The chip maker says that blue-emitting GaN die can be converted to broad wavelength white emitters by material deposited in etched trenches.

Cree has invented a method that makes packaged white LEDs smaller and easier to produce by spinning phosphor material directly into its SiC substrates.

The Durham, North Carolina, company s US patent application 20080272386, published in November, covers trenches etched directly into substrates using laser ablation or sawing.

Semiconductor nanocrystals or phosphors can then be filled into the trenches, potentially forming a convex bridge in-between, using a spin-on process.

These fillings can then convert the blue light emitted from GaN LEDs formed on the SiC into broader wavelength white light.

Etching trenches into the substrate is an advance from existing methods where an LED is placed in a cup-shaped submount and encapsulated in light conversion material.

“Such techniques may limit the minimum size of a broad spectrum LED," writes inventor Peter Andrews in the application.

Just as the submount may be shaped and made reflective in order to help light escape from the LED as efficiently as possible, so Cree s trenches can also boost light extraction.

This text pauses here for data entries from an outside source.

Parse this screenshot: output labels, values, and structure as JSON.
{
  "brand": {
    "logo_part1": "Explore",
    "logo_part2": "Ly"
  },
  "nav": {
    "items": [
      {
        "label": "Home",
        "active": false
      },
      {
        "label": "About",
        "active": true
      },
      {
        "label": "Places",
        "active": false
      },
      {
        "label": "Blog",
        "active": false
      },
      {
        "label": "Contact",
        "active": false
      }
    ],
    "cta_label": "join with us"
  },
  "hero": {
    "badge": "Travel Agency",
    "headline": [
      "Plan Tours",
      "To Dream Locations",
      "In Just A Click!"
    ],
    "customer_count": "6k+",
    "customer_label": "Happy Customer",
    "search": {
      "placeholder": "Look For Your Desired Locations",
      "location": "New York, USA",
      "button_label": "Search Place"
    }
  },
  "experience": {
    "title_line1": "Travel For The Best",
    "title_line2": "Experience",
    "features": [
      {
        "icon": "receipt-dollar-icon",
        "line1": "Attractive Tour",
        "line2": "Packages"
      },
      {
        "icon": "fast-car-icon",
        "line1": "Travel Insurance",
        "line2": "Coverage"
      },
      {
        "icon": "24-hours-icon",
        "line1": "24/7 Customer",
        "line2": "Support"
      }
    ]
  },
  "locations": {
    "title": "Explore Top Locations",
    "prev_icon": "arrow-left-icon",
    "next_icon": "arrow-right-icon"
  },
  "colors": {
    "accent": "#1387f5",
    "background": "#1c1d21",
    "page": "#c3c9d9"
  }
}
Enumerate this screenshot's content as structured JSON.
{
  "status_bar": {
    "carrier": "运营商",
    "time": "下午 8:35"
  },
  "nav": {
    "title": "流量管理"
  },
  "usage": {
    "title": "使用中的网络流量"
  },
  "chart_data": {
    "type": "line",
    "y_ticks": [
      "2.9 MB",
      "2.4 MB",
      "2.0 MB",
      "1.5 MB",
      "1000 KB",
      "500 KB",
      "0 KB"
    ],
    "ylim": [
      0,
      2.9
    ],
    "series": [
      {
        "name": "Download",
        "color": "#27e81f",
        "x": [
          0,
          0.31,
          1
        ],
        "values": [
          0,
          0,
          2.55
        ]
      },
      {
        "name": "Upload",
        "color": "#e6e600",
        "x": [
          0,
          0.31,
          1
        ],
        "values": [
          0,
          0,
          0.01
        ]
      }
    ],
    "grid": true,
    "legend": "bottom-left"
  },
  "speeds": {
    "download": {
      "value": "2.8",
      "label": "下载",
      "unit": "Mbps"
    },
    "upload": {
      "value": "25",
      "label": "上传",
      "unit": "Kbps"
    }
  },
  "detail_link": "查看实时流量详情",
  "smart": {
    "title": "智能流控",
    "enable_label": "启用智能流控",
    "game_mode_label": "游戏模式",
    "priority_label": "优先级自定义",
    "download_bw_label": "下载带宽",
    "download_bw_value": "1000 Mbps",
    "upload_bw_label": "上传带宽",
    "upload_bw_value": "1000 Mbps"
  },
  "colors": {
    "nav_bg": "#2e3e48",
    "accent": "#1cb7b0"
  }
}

As well as conventional LED phosphors Andrews points out that using semiconductor nanocrystals such as CdSe in the trenches offers a high degree of control over emission wavelengths.

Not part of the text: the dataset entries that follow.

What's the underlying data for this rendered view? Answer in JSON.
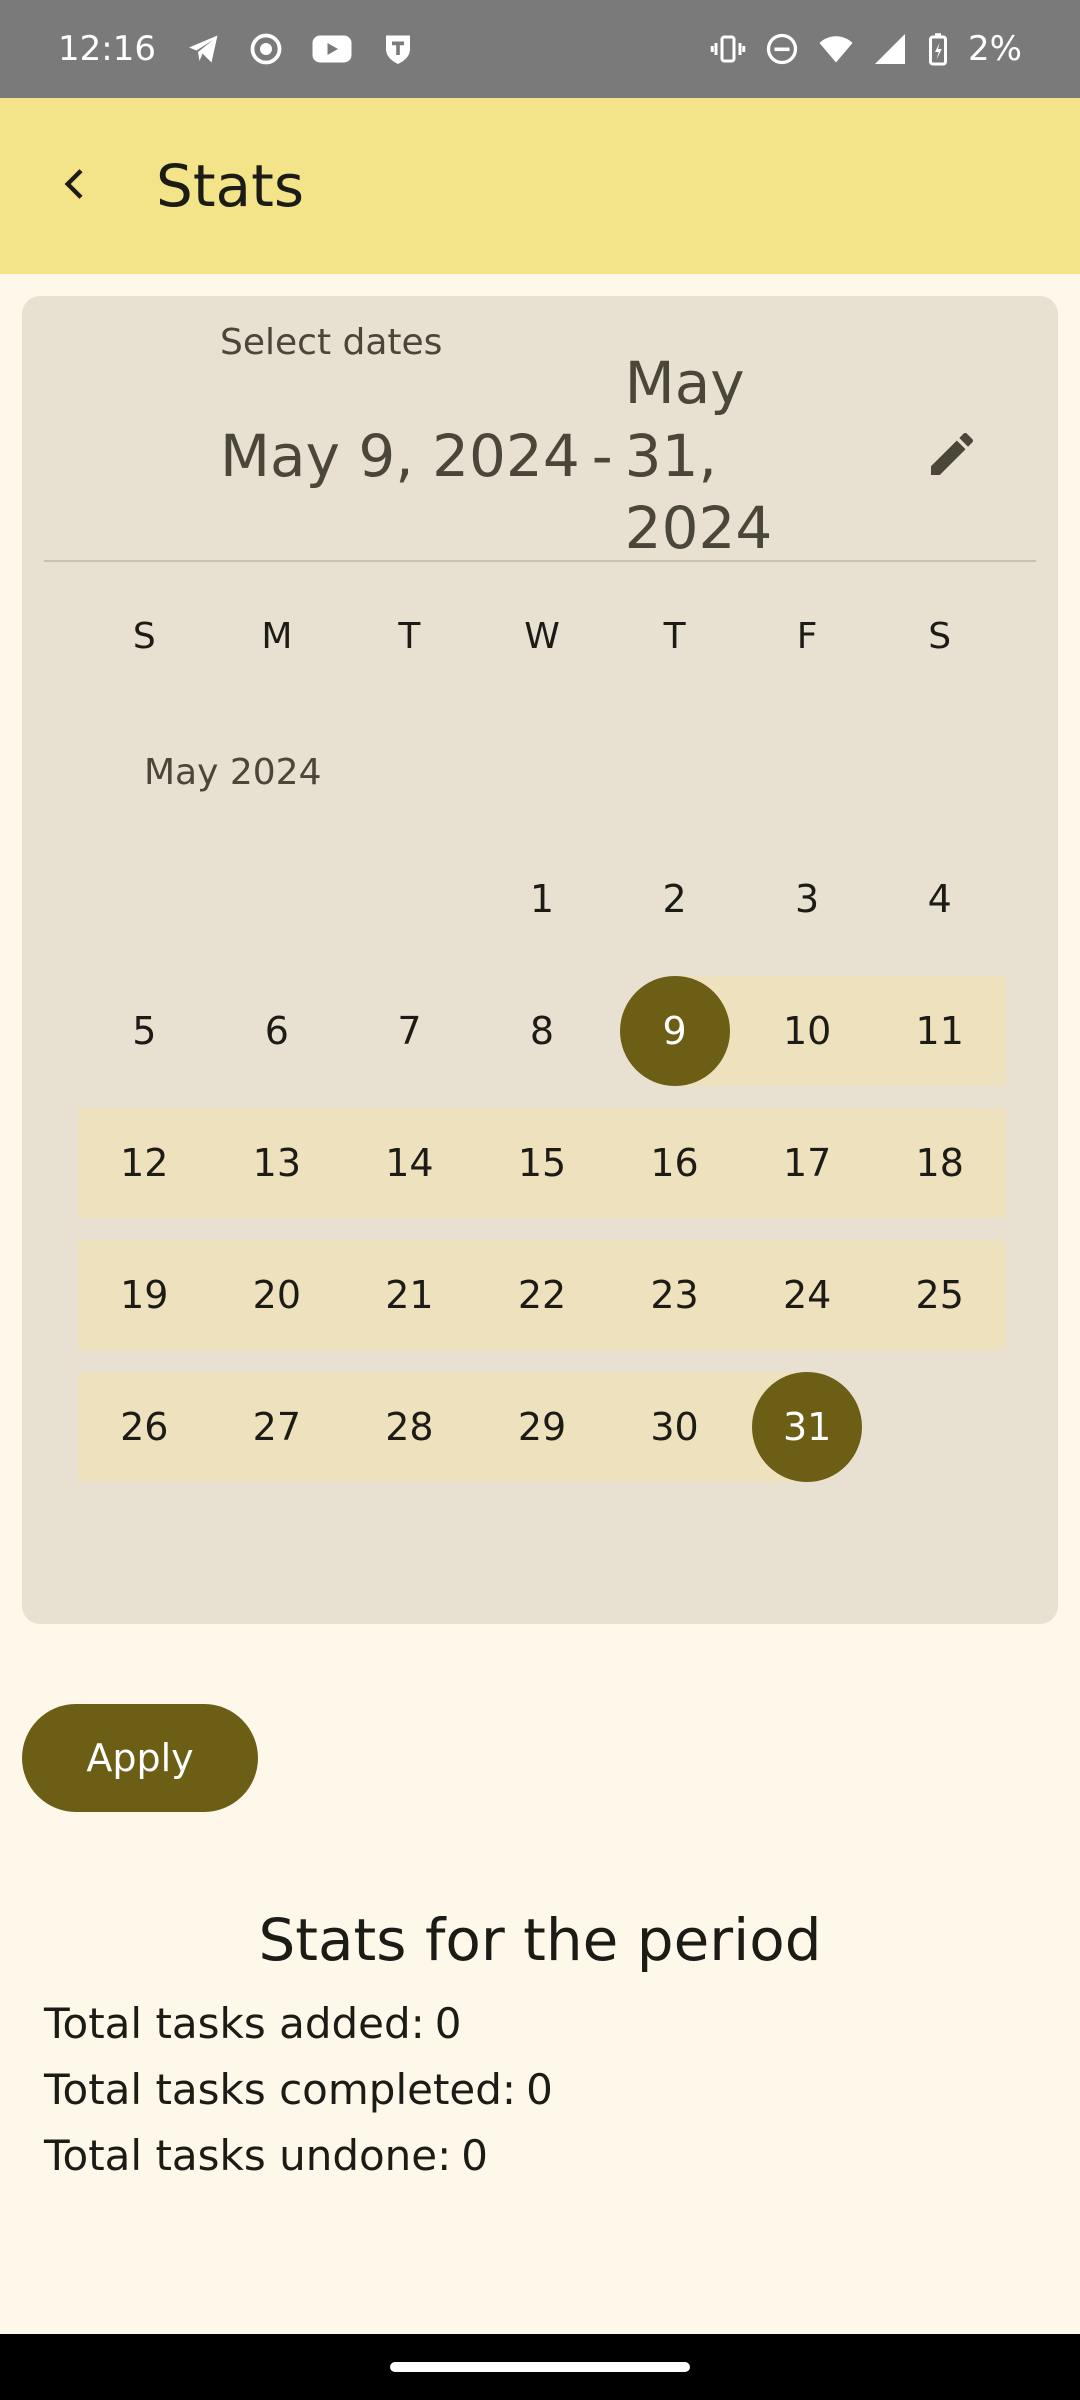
{
  "status_bar": {
    "time": "12:16",
    "battery": "2%",
    "left_icons": [
      "telegram-icon",
      "record-icon",
      "youtube-icon",
      "shield-icon"
    ],
    "right_icons": [
      "vibrate-icon",
      "dnd-icon",
      "wifi-icon",
      "signal-icon",
      "battery-icon"
    ]
  },
  "app_bar": {
    "title": "Stats",
    "color": "#F3E389"
  },
  "date_picker": {
    "label": "Select dates",
    "range_start": "May 9, 2024",
    "range_separator": "-",
    "range_end": "May 31, 2024",
    "weekdays": [
      "S",
      "M",
      "T",
      "W",
      "T",
      "F",
      "S"
    ],
    "month_label": "May 2024",
    "weeks": [
      [
        "",
        "",
        "",
        "1",
        "2",
        "3",
        "4"
      ],
      [
        "5",
        "6",
        "7",
        "8",
        "9",
        "10",
        "11"
      ],
      [
        "12",
        "13",
        "14",
        "15",
        "16",
        "17",
        "18"
      ],
      [
        "19",
        "20",
        "21",
        "22",
        "23",
        "24",
        "25"
      ],
      [
        "26",
        "27",
        "28",
        "29",
        "30",
        "31",
        ""
      ]
    ],
    "selected_start": "9",
    "selected_end": "31",
    "accent_color": "#6C5E14",
    "range_color": "#EDE2BD"
  },
  "apply_label": "Apply",
  "stats": {
    "title": "Stats for the period",
    "lines": [
      {
        "label": "Total tasks added:",
        "value": "0"
      },
      {
        "label": "Total tasks completed:",
        "value": "0"
      },
      {
        "label": "Total tasks undone:",
        "value": "0"
      }
    ]
  }
}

Covering its options for applying such novel materials, Cree suggests that inkjet or screen printing, or an airbrush application system could be used instead of spinning them on.

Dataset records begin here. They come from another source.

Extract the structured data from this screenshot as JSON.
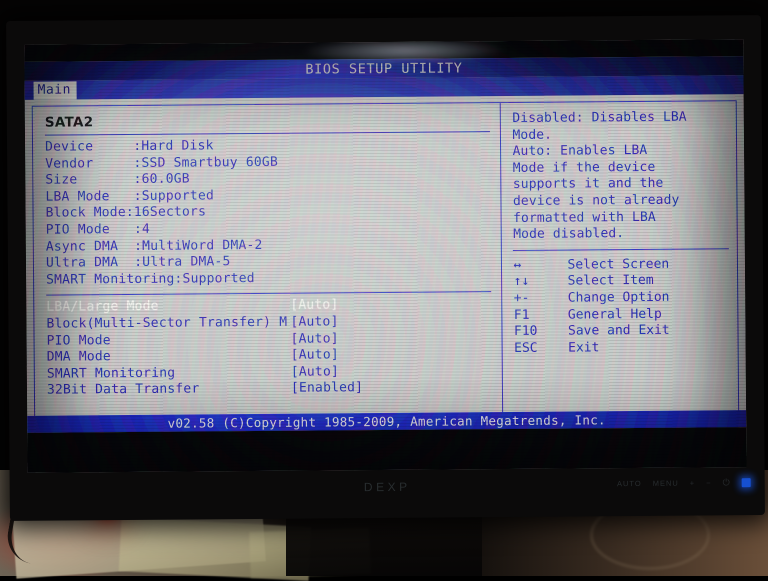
{
  "screen": {
    "title": "BIOS SETUP UTILITY",
    "active_tab": "Main",
    "footer": "v02.58 (C)Copyright 1985-2009, American Megatrends, Inc."
  },
  "drive": {
    "group_name": "SATA2",
    "info": [
      "Device     :Hard Disk",
      "Vendor     :SSD Smartbuy 60GB",
      "Size       :60.0GB",
      "LBA Mode   :Supported",
      "Block Mode:16Sectors",
      "PIO Mode   :4",
      "Async DMA  :MultiWord DMA-2",
      "Ultra DMA  :Ultra DMA-5",
      "SMART Monitoring:Supported"
    ]
  },
  "options": [
    {
      "label": "LBA/Large Mode",
      "value": "[Auto]",
      "selected": true
    },
    {
      "label": "Block(Multi-Sector Transfer) M",
      "value": "[Auto]",
      "selected": false
    },
    {
      "label": "PIO Mode",
      "value": "[Auto]",
      "selected": false
    },
    {
      "label": "DMA Mode",
      "value": "[Auto]",
      "selected": false
    },
    {
      "label": "SMART Monitoring",
      "value": "[Auto]",
      "selected": false
    },
    {
      "label": "32Bit Data Transfer",
      "value": "[Enabled]",
      "selected": false
    }
  ],
  "help": {
    "lines": [
      "Disabled: Disables LBA",
      "Mode.",
      "Auto: Enables LBA",
      "Mode if the device",
      "supports it and the",
      "device is not already",
      "formatted with LBA",
      "Mode disabled."
    ]
  },
  "legend": [
    {
      "key": "↔",
      "desc": "Select Screen"
    },
    {
      "key": "↑↓",
      "desc": "Select Item"
    },
    {
      "key": "+-",
      "desc": "Change Option"
    },
    {
      "key": "F1",
      "desc": "General Help"
    },
    {
      "key": "F10",
      "desc": "Save and Exit"
    },
    {
      "key": "ESC",
      "desc": "Exit"
    }
  ],
  "monitor": {
    "brand": "DEXP",
    "buttons": [
      "AUTO",
      "MENU",
      "+",
      "−",
      "⏻"
    ]
  },
  "colors": {
    "bios_background": "#c3c3c0",
    "bios_text": "#2222a8",
    "title_bar": "#2a33cf",
    "highlight_text": "#efefe8",
    "group_label": "#111111"
  }
}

Outside the additional materials for converting the wavelength of light, and trenches to improve light extraction, the LED die retain a standard arrangement of electrical contacts.

Consequently the broad spectrum emitters produced with this method can go on to be made into an LED package or the die can be used directly from production.

“LEDs may be mounted directly on a circuit board or substrate with or without further encapsulation of the device," Andrews writes.

Also in November, Cree announced record efficiency of 161 lm/W for a white power LED using 1 mm x 1 mm die. Commenting to the company simply credited “advances in chip and packaging technology" as responsible for its record.

Cree also says that it will soon be moving into manufacturing with the advances seen in its record LED. “We continually bring innovations into our production processes, and anticipate some elements of this device will be available within the next year," a spokesperson said.